Pelosi had wanted to talk about achievements of the 111th Congress -- milestone investments in health, education, and energy -- and the path ahead. Instead, she fielded hot button questions on issues ranging from allegations against an embattled colleague to investigations of Bush-era abuses and prospects for another bailout.

“The President of the United States is taking the exact right approach,” she said, referring to controversy this week over whether the Obama administration should prosecute those who abused detainees or who drafted the policies that enabled abuse. Obama has said that no one is above the law, but that he wants to keep the focus on the future, not the past.

“He has to look forward. We have inherited a tremendous economic crisis in our country, enormous challenges internationally, including two wars and the threat of Al Qaeda that’s still unresolved seven-and-a-half years after 9/11. The president has enormous tasks ahead and he is right to address the challenges that he faces in a positive way going forward,” she said.

But she also endorsed proposals for a “truth commission” to investigate abuses of detainees during the Bush administration. “It might be further useful to have such a commission so that it removes all doubt that we protect the American people in a values-based way,” she said.

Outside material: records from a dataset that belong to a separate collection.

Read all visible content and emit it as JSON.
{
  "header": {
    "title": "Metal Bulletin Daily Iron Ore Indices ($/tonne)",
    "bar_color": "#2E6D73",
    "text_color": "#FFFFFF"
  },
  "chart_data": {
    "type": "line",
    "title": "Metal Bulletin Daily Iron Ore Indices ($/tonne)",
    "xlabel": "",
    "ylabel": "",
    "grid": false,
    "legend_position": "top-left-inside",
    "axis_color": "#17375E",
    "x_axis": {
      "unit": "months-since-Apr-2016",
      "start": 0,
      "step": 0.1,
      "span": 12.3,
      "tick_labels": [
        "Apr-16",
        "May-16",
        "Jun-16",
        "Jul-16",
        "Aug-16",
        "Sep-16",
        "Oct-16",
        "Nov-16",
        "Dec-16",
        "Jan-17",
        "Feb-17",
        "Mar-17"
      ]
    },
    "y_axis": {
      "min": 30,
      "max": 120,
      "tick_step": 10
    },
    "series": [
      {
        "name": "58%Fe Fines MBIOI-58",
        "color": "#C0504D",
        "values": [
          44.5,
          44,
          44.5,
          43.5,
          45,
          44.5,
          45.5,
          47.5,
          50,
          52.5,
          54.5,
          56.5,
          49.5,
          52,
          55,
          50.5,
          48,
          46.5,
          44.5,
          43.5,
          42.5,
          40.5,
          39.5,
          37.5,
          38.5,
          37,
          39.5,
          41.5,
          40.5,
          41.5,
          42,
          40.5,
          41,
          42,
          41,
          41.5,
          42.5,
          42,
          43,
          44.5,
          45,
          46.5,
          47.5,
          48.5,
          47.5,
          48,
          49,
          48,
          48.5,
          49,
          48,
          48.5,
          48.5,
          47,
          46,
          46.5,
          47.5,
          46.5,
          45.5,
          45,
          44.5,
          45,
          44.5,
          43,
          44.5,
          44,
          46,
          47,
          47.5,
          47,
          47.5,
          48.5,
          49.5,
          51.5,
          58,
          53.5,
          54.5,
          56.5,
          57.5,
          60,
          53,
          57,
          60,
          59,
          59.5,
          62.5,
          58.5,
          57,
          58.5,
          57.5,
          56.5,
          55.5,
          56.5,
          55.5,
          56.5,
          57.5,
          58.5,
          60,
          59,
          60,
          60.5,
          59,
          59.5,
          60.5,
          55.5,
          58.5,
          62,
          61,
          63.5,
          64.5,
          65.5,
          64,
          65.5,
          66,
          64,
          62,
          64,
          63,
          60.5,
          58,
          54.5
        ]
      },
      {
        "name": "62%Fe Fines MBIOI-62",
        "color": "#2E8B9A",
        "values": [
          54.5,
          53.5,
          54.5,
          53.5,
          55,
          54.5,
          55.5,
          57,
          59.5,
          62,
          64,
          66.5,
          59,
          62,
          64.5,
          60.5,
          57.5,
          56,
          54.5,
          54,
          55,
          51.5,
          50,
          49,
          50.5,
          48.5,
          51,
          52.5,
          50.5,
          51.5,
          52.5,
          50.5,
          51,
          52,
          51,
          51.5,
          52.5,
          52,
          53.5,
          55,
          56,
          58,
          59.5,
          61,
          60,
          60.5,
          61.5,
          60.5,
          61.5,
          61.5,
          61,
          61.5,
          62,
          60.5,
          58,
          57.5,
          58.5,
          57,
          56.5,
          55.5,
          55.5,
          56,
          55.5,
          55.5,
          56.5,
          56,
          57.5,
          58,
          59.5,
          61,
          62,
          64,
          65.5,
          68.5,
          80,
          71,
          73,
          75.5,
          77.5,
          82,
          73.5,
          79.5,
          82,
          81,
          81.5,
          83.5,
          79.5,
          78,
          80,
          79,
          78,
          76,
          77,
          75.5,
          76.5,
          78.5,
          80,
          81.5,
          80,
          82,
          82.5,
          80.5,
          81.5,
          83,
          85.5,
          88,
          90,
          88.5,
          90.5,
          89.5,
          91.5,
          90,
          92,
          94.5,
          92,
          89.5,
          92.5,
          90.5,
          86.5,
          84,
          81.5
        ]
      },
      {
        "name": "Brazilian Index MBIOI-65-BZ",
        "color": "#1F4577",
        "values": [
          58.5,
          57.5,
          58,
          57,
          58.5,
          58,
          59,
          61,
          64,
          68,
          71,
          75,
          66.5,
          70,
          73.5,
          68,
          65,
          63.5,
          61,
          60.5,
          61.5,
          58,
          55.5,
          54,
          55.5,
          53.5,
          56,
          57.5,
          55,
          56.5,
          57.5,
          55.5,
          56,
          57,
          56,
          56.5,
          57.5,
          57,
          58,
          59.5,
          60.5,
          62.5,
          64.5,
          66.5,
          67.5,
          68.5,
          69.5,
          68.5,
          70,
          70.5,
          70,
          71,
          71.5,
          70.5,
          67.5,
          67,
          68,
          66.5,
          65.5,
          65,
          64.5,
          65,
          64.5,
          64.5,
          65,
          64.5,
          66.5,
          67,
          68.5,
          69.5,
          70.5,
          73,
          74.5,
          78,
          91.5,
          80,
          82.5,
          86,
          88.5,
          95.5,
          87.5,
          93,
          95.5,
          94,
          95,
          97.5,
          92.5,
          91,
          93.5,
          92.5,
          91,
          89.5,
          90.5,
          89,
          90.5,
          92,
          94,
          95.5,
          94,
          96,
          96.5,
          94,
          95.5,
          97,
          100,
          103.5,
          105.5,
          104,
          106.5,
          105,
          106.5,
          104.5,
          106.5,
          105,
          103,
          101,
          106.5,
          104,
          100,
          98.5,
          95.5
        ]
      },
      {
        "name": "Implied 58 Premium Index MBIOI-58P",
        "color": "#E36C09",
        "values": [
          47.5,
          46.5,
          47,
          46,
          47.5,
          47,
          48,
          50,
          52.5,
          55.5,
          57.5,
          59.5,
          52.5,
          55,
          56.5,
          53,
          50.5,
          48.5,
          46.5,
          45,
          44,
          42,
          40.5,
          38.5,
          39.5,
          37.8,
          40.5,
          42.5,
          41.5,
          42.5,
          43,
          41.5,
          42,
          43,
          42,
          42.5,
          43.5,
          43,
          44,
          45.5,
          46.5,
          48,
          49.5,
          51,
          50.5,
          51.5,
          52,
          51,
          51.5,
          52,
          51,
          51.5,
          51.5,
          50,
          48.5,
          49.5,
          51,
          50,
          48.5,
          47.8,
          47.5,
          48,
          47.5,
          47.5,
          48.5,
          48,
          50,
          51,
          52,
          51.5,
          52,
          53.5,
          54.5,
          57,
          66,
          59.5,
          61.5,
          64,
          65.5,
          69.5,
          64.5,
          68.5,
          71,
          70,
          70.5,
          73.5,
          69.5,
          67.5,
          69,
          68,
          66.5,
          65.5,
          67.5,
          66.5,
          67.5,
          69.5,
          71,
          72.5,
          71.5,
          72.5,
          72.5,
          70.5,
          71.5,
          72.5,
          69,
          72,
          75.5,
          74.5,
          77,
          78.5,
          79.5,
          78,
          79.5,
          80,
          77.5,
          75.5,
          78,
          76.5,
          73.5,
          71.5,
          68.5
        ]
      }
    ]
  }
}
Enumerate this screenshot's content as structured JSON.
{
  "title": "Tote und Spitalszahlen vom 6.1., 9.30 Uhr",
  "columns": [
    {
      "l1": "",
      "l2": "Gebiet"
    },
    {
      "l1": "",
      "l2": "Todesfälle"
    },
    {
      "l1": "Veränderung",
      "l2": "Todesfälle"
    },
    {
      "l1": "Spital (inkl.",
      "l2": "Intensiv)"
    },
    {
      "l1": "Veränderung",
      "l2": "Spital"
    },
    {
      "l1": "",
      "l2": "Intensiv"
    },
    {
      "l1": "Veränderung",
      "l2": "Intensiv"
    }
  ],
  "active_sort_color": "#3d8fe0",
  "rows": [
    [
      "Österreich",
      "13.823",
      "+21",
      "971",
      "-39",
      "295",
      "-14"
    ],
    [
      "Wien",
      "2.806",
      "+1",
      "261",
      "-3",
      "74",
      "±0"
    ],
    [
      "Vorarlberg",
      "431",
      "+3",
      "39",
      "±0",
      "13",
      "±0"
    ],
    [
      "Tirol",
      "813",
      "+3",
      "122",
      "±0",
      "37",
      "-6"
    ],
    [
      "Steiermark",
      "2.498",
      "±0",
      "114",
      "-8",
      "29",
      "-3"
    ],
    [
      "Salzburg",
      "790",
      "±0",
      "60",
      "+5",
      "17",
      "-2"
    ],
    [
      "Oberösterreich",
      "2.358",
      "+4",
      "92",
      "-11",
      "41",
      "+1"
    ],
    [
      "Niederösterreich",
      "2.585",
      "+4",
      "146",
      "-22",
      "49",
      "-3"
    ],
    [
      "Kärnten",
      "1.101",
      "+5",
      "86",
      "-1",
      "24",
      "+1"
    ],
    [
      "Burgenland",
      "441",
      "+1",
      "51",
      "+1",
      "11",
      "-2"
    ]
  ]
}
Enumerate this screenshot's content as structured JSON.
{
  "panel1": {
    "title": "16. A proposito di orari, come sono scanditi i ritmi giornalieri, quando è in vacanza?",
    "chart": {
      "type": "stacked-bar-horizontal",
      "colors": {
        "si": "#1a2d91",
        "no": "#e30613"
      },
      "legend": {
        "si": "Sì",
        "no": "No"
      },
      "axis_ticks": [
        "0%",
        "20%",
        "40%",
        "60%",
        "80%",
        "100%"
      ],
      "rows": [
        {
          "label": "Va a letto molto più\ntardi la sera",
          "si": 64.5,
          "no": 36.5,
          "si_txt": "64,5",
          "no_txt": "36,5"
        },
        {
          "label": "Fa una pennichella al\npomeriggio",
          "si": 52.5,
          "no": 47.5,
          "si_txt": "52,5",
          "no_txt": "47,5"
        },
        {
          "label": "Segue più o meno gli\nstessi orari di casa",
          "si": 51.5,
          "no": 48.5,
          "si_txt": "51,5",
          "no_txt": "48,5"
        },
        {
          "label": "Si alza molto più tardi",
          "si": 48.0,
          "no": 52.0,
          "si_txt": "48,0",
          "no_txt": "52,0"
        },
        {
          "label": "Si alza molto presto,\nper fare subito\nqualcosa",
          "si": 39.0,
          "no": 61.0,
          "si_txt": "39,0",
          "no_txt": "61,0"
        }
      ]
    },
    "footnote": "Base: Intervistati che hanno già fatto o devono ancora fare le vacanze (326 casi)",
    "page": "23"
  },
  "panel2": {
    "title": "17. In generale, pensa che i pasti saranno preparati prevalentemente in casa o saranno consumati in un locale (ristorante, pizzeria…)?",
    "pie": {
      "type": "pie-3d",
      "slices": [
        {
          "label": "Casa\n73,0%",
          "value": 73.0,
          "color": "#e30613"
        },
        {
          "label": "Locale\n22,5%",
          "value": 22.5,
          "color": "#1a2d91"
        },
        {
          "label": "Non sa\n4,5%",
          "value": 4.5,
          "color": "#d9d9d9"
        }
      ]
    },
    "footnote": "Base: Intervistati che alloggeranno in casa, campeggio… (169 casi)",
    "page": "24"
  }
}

Concerning the prospects of winning congressional approval for more funding to bail out big banks, Pelosi said: “It will be very difficult, very difficult for additional funding.”

Responding to reports that the International Monetary Fund thinks US banks will need another $287 billion to be fully capitalized, Pelosi said that Congress is operating on Treasury Secretary Timothy Geithner’s assurances that the more than $100 billion of funds remaining in the Troubled Asset Relief Program (TARP) would be adequate to go forward.

“If the administration comes to us and says they need money, and they make the case, and they are willing to live by certain standards [of transparency and accountability], we’ll see," she said. "But I’ll tell you, the Inspector General has 20 criminal investigations that he reported on the use of TARP funds…. It’s a mess.”

“The American people want answers about what happened in this economic collapse. They want to know what the role of Wall Street was in this, and we need to go to that place,” she said.